The Great Magnolia, the next tree of note, was at my neighbor’s house down the lane from our second house; the boy I was in love with when I was 12 lived there. In the curved gray arms of this great lady of a tree we, a gang of pool-hopping kids from the neighborhood, used to lounge and talk. Years later, at the end of this street, at the edge of our property, I planted a small Saucer Magnolia for my mother on Mother’s Day. I visited it three years ago; It was my first Mother’s Day without her.
The tall Pine trees I used to climb to the top of to look out over the county I cannot visit anymore; the newest owner of the neighbor’s house ‘through the woods’ – cut down half those woods to have a lawn. Neither can I visit a lovely moss carpeted birch enclave within the other side of the dark woods, because years before we left that neighbor built a house on top of it. This enchanting place exists in my memory, yet it seems I cannot even visit it in my art. Only the tree spirits came to me when I tried to paint that lovely light filled sanctuary of my childhood.

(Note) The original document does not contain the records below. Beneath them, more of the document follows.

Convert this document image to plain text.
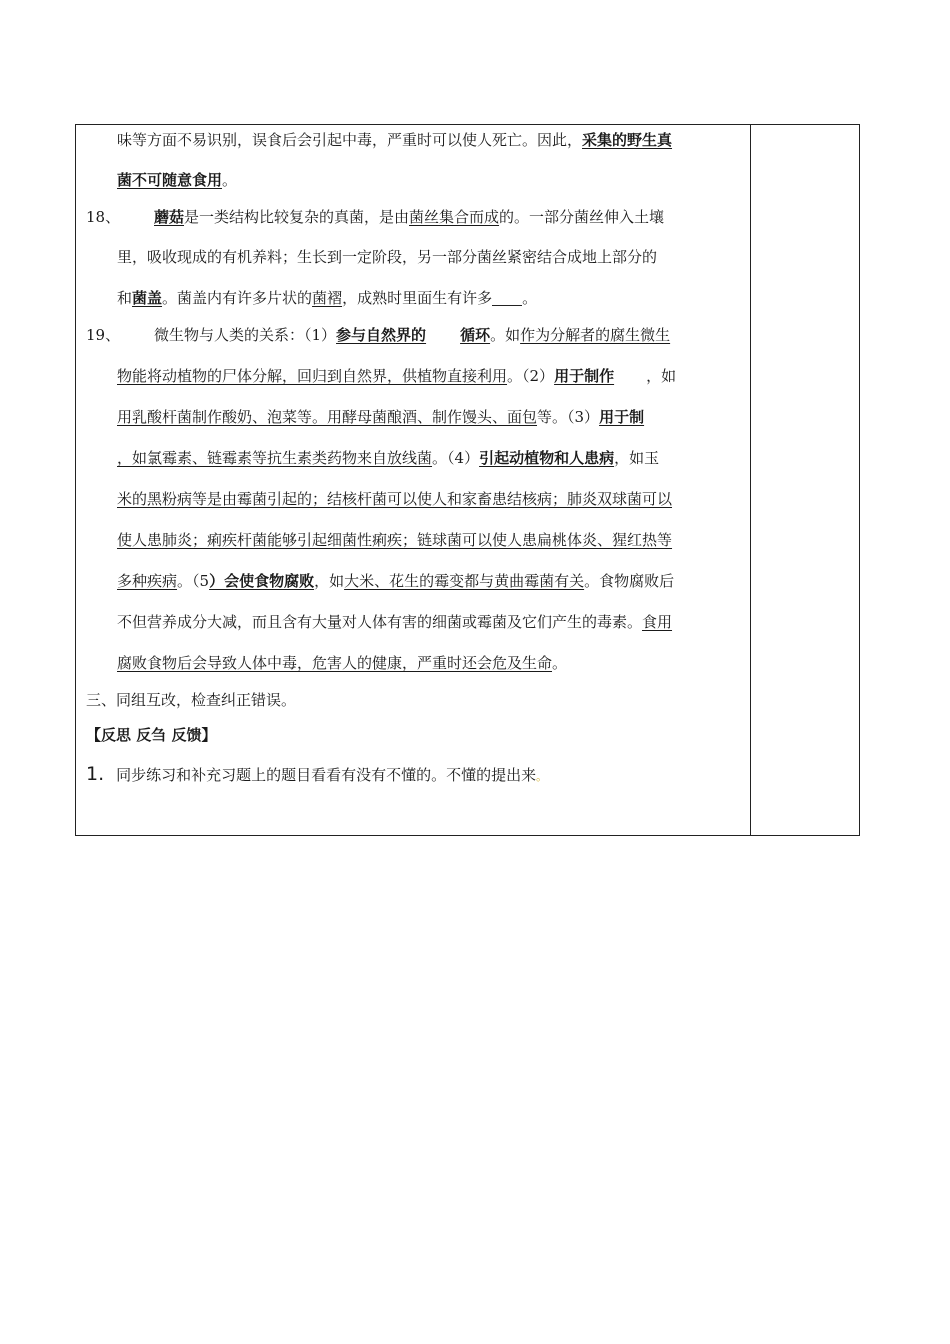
味等方面不易识别，误食后会引起中毒，严重时可以使人死亡。因此，采集的野生真
菌不可随意食用。
18、 蘑菇是一类结构比较复杂的真菌，是由菌丝集合而成的。一部分菌丝伸入土壤
里，吸收现成的有机养料；生长到一定阶段，另一部分菌丝紧密结合成地上部分的
和菌盖。菌盖内有许多片状的菌褶，成熟时里面生有许多 。
19、 微生物与人类的关系：（1）参与自然界的 循环。如作为分解者的腐生微生
物能将动植物的尸体分解，回归到自然界，供植物直接利用。（2）用于制作 ，如
用乳酸杆菌制作酸奶、泡菜等。用酵母菌酿酒、制作馒头、面包等。（3）用于制
，如氯霉素、链霉素等抗生素类药物来自放线菌。（4）引起动植物和人患病，如玉
米的黑粉病等是由霉菌引起的；结核杆菌可以使人和家畜患结核病；肺炎双球菌可以
使人患肺炎；痢疾杆菌能够引起细菌性痢疾；链球菌可以使人患扁桃体炎、猩红热等
多种疾病。（5）会使食物腐败，如大米、花生的霉变都与黄曲霉菌有关。食物腐败后
不但营养成分大减，而且含有大量对人体有害的细菌或霉菌及它们产生的毒素。食用
腐败食物后会导致人体中毒，危害人的健康，严重时还会危及生命。
三、同组互改，检查纠正错误。
【反思 反刍 反馈】
1. 同步练习和补充习题上的题目看看有没有不懂的。不懂的提出来。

With paint I saved the tree across the street from my home that was marked to be culled. It was a beautiful gray-green/ yellow-ocher peeling-bark Buttonwood tree. There was nothing wrong with the tree save for the owner of the house closest to it. On the morning the town was cutting down the requested trees, I grabbed my paint and mixed colors to match that bark. I painted out the big orange X so the men with the big trucks and chainsaws wouldn’t stop there. It still stands.
This year, and every year I didn’t heed the call to re-pot it, I let a tree die that was mine to care for, in a pot it had outgrown. It was an evergreen, a Blue Spruce. For years I cared for it. I even transplanted it once to a bigger pot. I used to tie red ribbons on it for Christmas. My father, I recall, loved Blue Spruces. We had a big one at our first house. This one never had the opportunity to get big, because I never planted it in the ground. I had the chance. I moved to the woods. I just – didn’t. I was too preoccupied with other holes dug to bury my dead; trying unsuccessfully to fill the holes in my heart – not realizing that planting a tree, or painting one, could do just that.

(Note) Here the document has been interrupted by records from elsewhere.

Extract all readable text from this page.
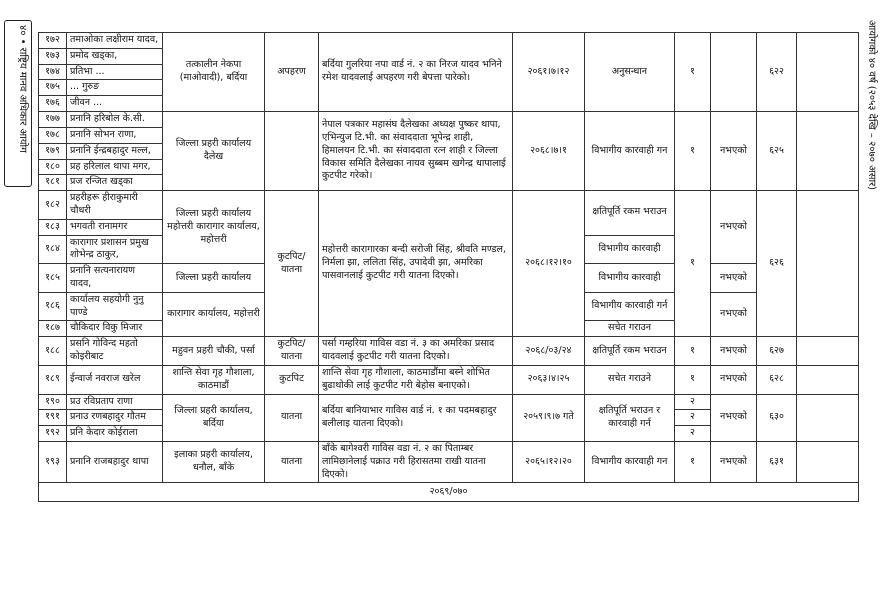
४० • राष्ट्रिय मानव अधिकार आयोग	आयोगको ४० वर्ष (२०५३ देखि – २०७० असार)
१७२	तमाओका लक्षीराम यादव,	तत्कालीन नेकपा (माओवादी), बर्दिया	अपहरण	बर्दिया गुलरिया नपा वार्ड नं. २ का निरज यादव भनिने रमेश यादवलाई अपहरण गरी बेपत्ता पारेको।	२०६१।७।१२	अनुसन्धान	१		६२२	
१७३	प्रमोद खड्का,									
१७४	प्रतिभा ...									
१७५	... गुरुङ									
१७६	जीवन ...									
१७७	प्रनानि हरिबोल के.सी.	जिल्ला प्रहरी कार्यालय दैलेख		नेपाल पत्रकार महासंघ दैलेखका अध्यक्ष पुष्कर थापा, एभिन्युज टि.भी. का संवाददाता भूपेन्द्र शाही, हिमालयन टि.भी. का संवाददाता रत्न शाही र जिल्ला विकास समिति दैलेखका नायव सुब्बम खगेन्द्र धापालाई कुटपीट गरेको।	२०६८।७।१	विभागीय कारवाही गन	१	नभएको	६२५	
१७८	प्रनानि सोभन राणा,									
१७९	प्रनानि ईन्द्रबहादुर मल्ल,									
१८०	प्रह हरिलाल थापा मगर,									
१८१	प्रज रन्जित खड्का									
१८२	प्रहरीहरू हीराकुमारी चौधरी	जिल्ला प्रहरी कार्यालय महोत्तरी कारागार कार्यालय, महोत्तरी	कुटपिट/ यातना	महोत्तरी कारागारका बन्दी सरोजी सिंह, श्रीवति मण्डल, निर्मला झा, ललिता सिंह, उपादेवी झा, अमरिका पासवानलाई कुटपीट गरी यातना दिएको।	२०६८।१२।१०	क्षतिपूर्ति रकम भराउन	१	नभएको	६२६	
१८३	भगवती रानामगर									
१८४	कारागार प्रशासन प्रमुख शोभेन्द्र ठाकुर,					विभागीय कारवाही				
१८५	प्रनानि सत्यनारायण यादव,	जिल्ला प्रहरी कार्यालय				विभागीय कारवाही		नभएको		
१८६	कार्यालय सहयोगी नुनु पाण्डे	कारागार कार्यालय, महोत्तरी				विभागीय कारवाही गर्न		नभएको		
१८७	चौकिदार विकु मिजार					सचेत गराउन				
१८८	प्रसनि गोविन्द महतो कोइरीबाट	महुवन प्रहरी चौकी, पर्सा	कुटपिट/ यातना	पर्सा गम्हरिया गाविस वडा नं. ३ का अमरिका प्रसाद यादवलाई कुटपीट गरी यातना दिएको।	२०६८/०३/२४	क्षतिपूर्ति रकम भराउन	१	नभएको	६२७	
१८९	ईन्वार्ज नवराज खरेल	शान्ति सेवा गृह गौशाला, काठमाडौं	कुटपिट	शान्ति सेवा गृह गौशाला, काठमाडौंमा बस्ने शोभित बुढाथोकी लाई कुटपीट गरी बेहोस बनाएको।	२०६३।४।२५	सचेत गराउने	१	नभएको	६२८	
१९०	प्रउ रविप्रताप राणा	जिल्ला प्रहरी कार्यालय, बर्दिया	यातना	बर्दिया बानियाभार गाविस वार्ड नं. १ का पदमबहादुर बलीलाइ यातना दिएको।	२०५९।९।७ गते	क्षतिपूर्ति भराउन र कारवाही गर्न	२	नभएको	६३०	
१९१	प्रनाउ रणबहादुर गौतम						२			
१९२	प्रनि केदार कोईराला						२			
१९३	प्रनानि राजबहादुर थापा	इलाका प्रहरी कार्यालय, धनौल, बाँके	यातना	बाँके बागेश्वरी गाविस वडा नं. २ का पिताम्बर लामिछानेलाई पक्राउ गरी हिरासतमा राखी यातना दिएको।	२०६५।१२।२०	विभागीय कारवाही गन	१	नभएको	६३१	
२०६९/०७०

Instead it’s still in the pot dead. A reminder of my dead father; of intentions not acted on, of inspirations squelched, relationships that didn’t go deep enough to survive – let alone thrive. Tomorrow, I think I will cut it down and plant flowers – even though the vines that have grown over it’s skeleton enjoy the height it gives them. I must learn to forgive myself. I have already learned to forgive others. It seems trees are here to teach us to be who we are, and not who we aren’t; and that what we truly need in life must not be postponed lest we shrivel up and die.